We ruiken beter dan gedacht

We zetten varkentjes in om naar truffels te speuren, en honden om op zoek te gaan naar criminele verdachten of drugs. Terwijl we het eigenlijk misschien even goed zelf zouden kunnen…

Al sinds jaar en dag beschouwen we het menselijke reukorgaan als inferieur ten opzichte van onze vrienden uit het dierenrijk, zoals ratten en honden. Ondanks het feit dat onze neus een essentieel waarschuwingsorgaan om ons te behoeden voor allerhande gevaren zoals bedorven voeding of brand, zijn we ervan overtuigd dat het niet zo’n sterk zintuig is. Deze mythe ontstond in de 19de eeuw toen de neuro-anatomische dissecties van Paul Broca uitwezen dat de olfactorische kwab, waar geuren verwerkt worden, in het menselijke brein relatief klein was in vergelijking met andere diersoorten. Uit deze bevinding alleen leidde de wetenschapper af dat de menselijke reukzin minder ontwikkeld was dan bij deze andere soorten. Genetisch onderzoek in de jaren 2000 leek deze theorie te bevestigen, toe ontdekt werd dat heel wat genen die coderen voor geurreceptoren geen functie hebben. Maar deze theoretische veronderstellingen bleken toch wat te kort door de bocht, als we er de studies bijhalen die onze reukzin in de praktijk onderzochten. Want wanneer mensen worden getest op hun capaciteiten om geuren te onderscheiden, doen we het even goed, of soms zelfs beter dan andere zoogdieren.
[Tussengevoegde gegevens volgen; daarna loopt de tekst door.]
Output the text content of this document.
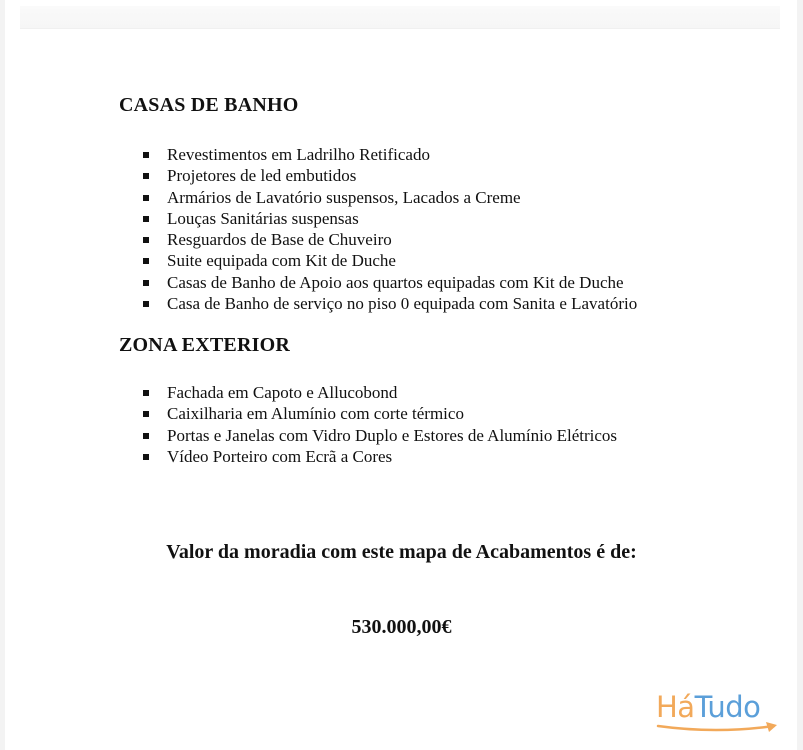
CASAS DE BANHO
Revestimentos em Ladrilho Retificado
Projetores de led embutidos
Armários de Lavatório suspensos, Lacados a Creme
Louças Sanitárias suspensas
Resguardos de Base de Chuveiro
Suite equipada com Kit de Duche
Casas de Banho de Apoio aos quartos equipadas com Kit de Duche
Casa de Banho de serviço no piso 0 equipada com Sanita e Lavatório
ZONA EXTERIOR
Fachada em Capoto e Allucobond
Caixilharia em Alumínio com corte térmico
Portas e Janelas com Vidro Duplo e Estores de Alumínio Elétricos
Vídeo Porteiro com Ecrã a Cores
Valor da moradia com este mapa de Acabamentos é de:
530.000,00€
HáTudo
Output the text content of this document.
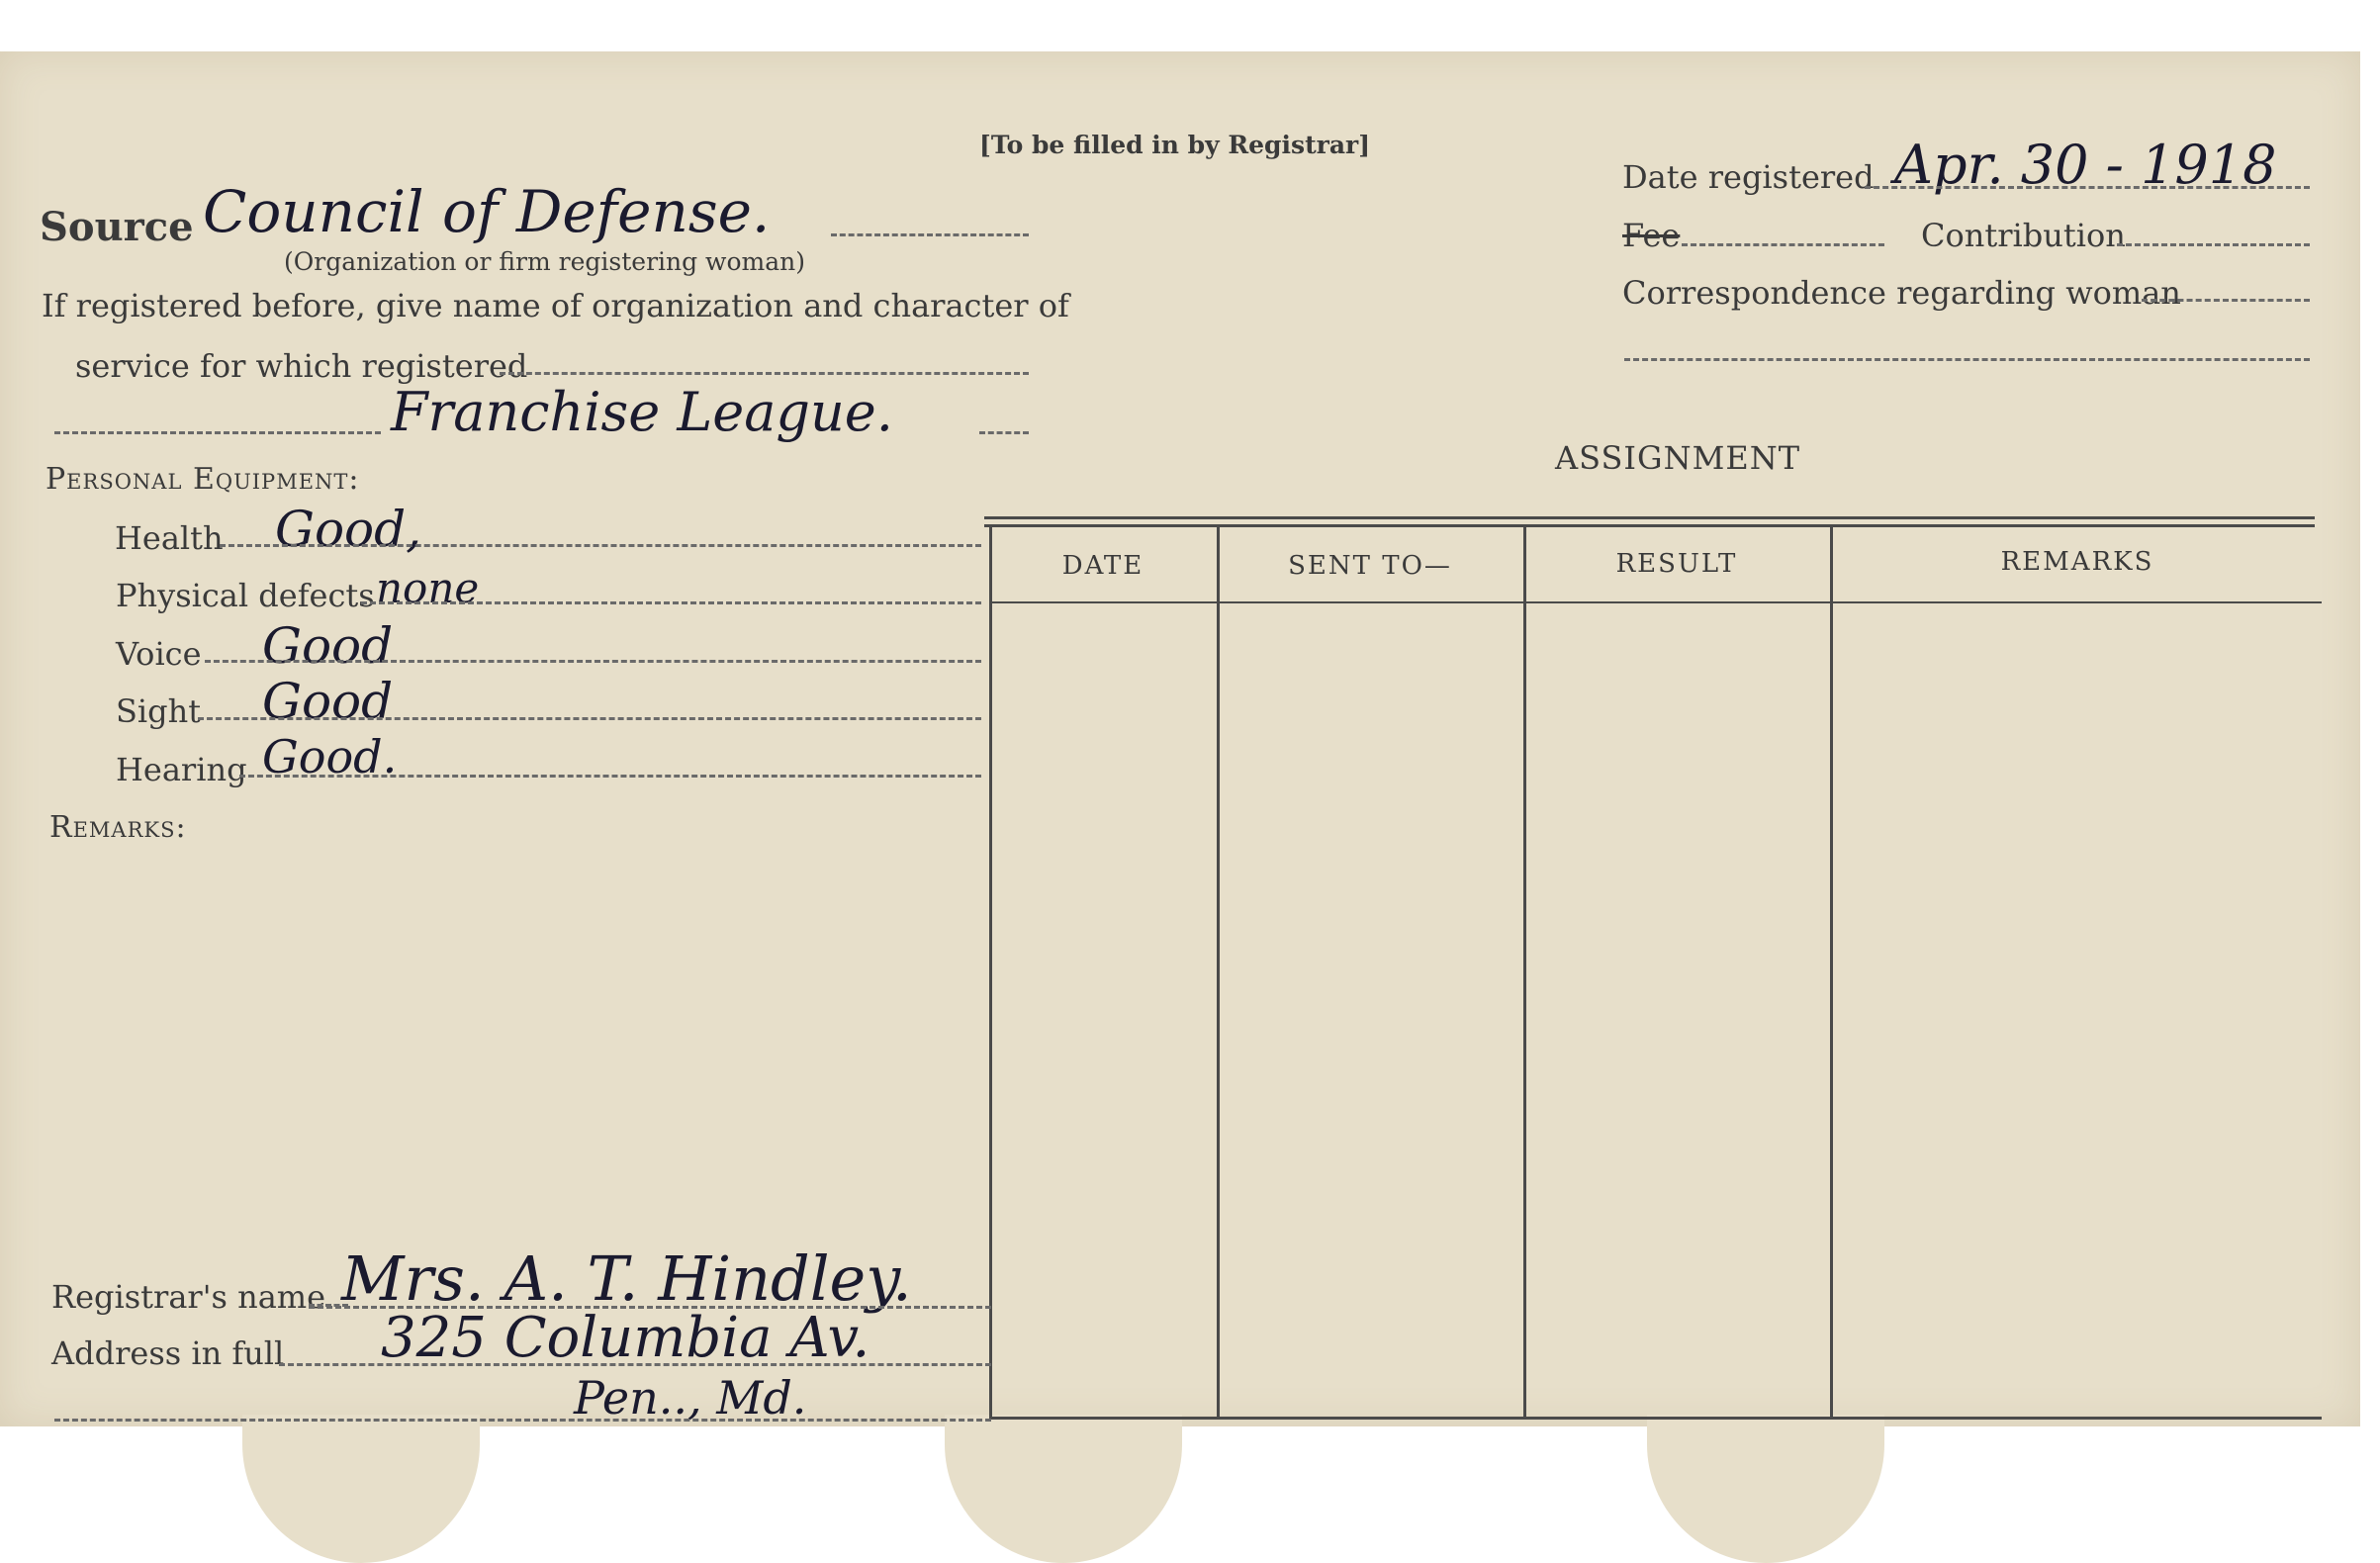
[To be filled in by Registrar]
Source Council of Defense.
(Organization or firm registering woman)
If registered before, give name of organization and character of
service for which registered
Franchise League.
Personal Equipment:
Health Good,
Physical defects none
Voice Good
Sight Good
Hearing Good.
Remarks:
Date registered Apr. 30 - 1918
Fee	Contribution
Correspondence regarding woman
ASSIGNMENT
DATE	SENT TO—	RESULT	REMARKS
Registrar's name Mrs. A. T. Hindley.
Address in full 325 Columbia Av.
Pen.., Md.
Zo kwamen in 2006 enkele onderzoekers op het idee om mensen eens op handen en voeten een geurspoor – chocolade – in een veld te laten volgen. En zowaar, twee derde van de menselijke proefpersonen slaagden erin het pad volledig te volgen. Nog niet zo goed als de honden maar toch helemaal niet slecht.

we ruiken beter dan gedacht

Figuur. Het pad afgelegd door honden die het spoor van een dode fazant volgden (links) versus een mens die geblinddoekt op handen en voeten een chocoladespoor volgt (rechts).
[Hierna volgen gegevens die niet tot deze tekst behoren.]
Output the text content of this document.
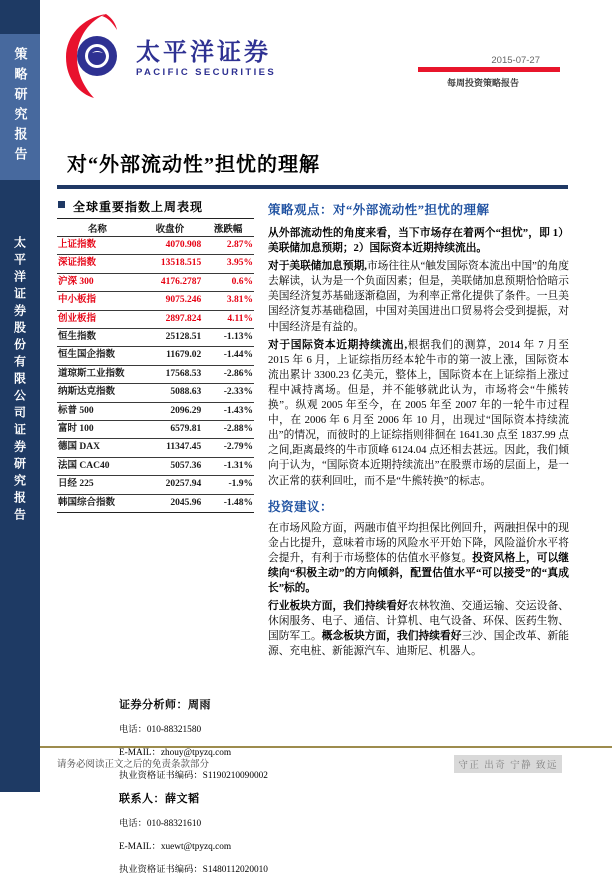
策略研究报告
太平洋证券股份有限公司证券研究报告
太平洋证券
PACIFIC SECURITIES
2015-07-27
每周投资策略报告
对“外部流动性”担忧的理解
全球重要指数上周表现
名称	收盘价	涨跌幅
上证指数	4070.908	2.87%
深证指数	13518.515	3.95%
沪深 300	4176.2787	0.6%
中小板指	9075.246	3.81%
创业板指	2897.824	4.11%
恒生指数	25128.51	-1.13%
恒生国企指数	11679.02	-1.44%
道琼斯工业指数	17568.53	-2.86%
纳斯达克指数	5088.63	-2.33%
标普 500	2096.29	-1.43%
富时 100	6579.81	-2.88%
德国 DAX	11347.45	-2.79%
法国 CAC40	5057.36	-1.31%
日经 225	20257.94	-1.9%
韩国综合指数	2045.96	-1.48%
证券分析师：周雨
电话：010-88321580
E-MAIL：zhouy@tpyzq.com
执业资格证书编码：S1190210090002
联系人：薛文韬
电话：010-88321610
E-MAIL：xuewt@tpyzq.com
执业资格证书编码：S1480112020010
策略观点：对“外部流动性”担忧的理解

从外部流动性的角度来看，当下市场存在着两个“担忧”，即 1）美联储加息预期；2）国际资本近期持续流出。

对于美联储加息预期,市场往往从“触发国际资本流出中国”的角度去解读，认为是一个负面因素；但是，美联储加息预期恰恰暗示美国经济复苏基础逐渐稳固，为利率正常化提供了条件。一旦美国经济复苏基础稳固，中国对美国进出口贸易将会受到提振，对中国经济是有益的。

对于国际资本近期持续流出,根据我们的测算，2014 年 7 月至 2015 年 6 月，上证综指历经本轮牛市的第一波上涨，国际资本流出累计 3300.23 亿美元，整体上，国际资本在上证综指上涨过程中减持离场。但是，并不能够就此认为，市场将会“牛熊转换”。纵观 2005 年至今，在 2005 年至 2007 年的一轮牛市过程中，在 2006 年 6 月至 2006 年 10 月，出现过“国际资本持续流出”的情况，而彼时的上证综指则徘徊在 1641.30 点至 1837.99 点之间,距离最终的牛市顶峰 6124.04 点还相去甚远。因此，我们倾向于认为，“国际资本近期持续流出”在股票市场的层面上，是一次正常的获利回吐，而不是“牛熊转换”的标志。

投资建议：

在市场风险方面，两融市值平均担保比例回升，两融担保中的现金占比提升，意味着市场的风险水平开始下降，风险溢价水平将会提升，有利于市场整体的估值水平修复。投资风格上，可以继续向“积极主动”的方向倾斜，配置估值水平“可以接受”的“真成长”标的。

行业板块方面，我们持续看好农林牧渔、交通运输、交运设备、休闲服务、电子、通信、计算机、电气设备、环保、医药生物、国防军工。概念板块方面，我们持续看好三沙、国企改革、新能源、充电桩、新能源汽车、迪斯尼、机器人。

请务必阅读正文之后的免责条款部分	守正 出奇 宁静 致远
Maar ook onderzoeken die zich situeren in de sociale en gedragswetenschappen tonen vaak aan hoe sterk dit zintuig bij ons is ontwikkeld. Moeders kunnen hun baby herkennen aan hun geur. Baby’s kunnen hun moeder herkennen aan hun geur. We verspreiden andere geuren wanneer we gelukkig zijn dan wanneer we angstig of gestrest zijn. Door aan T-shirts van een ander te ruiken kunnen we met een zekere accuraatheid zeggen wat de emotionele toestand van de eigenaar was. En baby’s kunnen dus ook ruiken wanneer hun moeder angstig is. We begroeten vrienden en familie met een kus of een knuffel – een goede manier om eens achter de ander zijn oren te ruiken misschien? Waarom doen we dat anders, want het is maar een vreemde gewoonte als je erover nadenkt. Kussen met een partner zou een manier zijn om de genetische compatibiliteit – via de geursamenstelling – te controleren. We kunnen ook ruiken wanneer iemand ziek is, en zelfs leeftijd kunnen we inschatten op basis van de geur. We ruiken wat een ander gegeten heeft. En ga zo maar door…

Want ook al hebben we een kleinere olfactorische kwab dan knaagdieren bijvoorbeeld, de hoeveelheid neuronen die ze bevat is eigenlijk min of meer vergelijkbaar. Wel verschillen de soorten geuren die goed kunnen waargenomen tussen diersoorten. Honden kunnen beter bepaalde componenten in de geur van hun prooidieren waarnemen, zelf zijn we dan weer beter in het detecteren van fruit- en bloemengeuren. We hebben nu eenmaal andere voedings- en sociale gewoonten, en ons reukorgaan is geoptimaliseerd naar onze overlevingsstrategie.

Ik lijk zelf nogal gevoelig te zijn voor de geur van truffel – en nu wel benieuwd of ik het tegen die zwijntjes zou kunnen opnemen!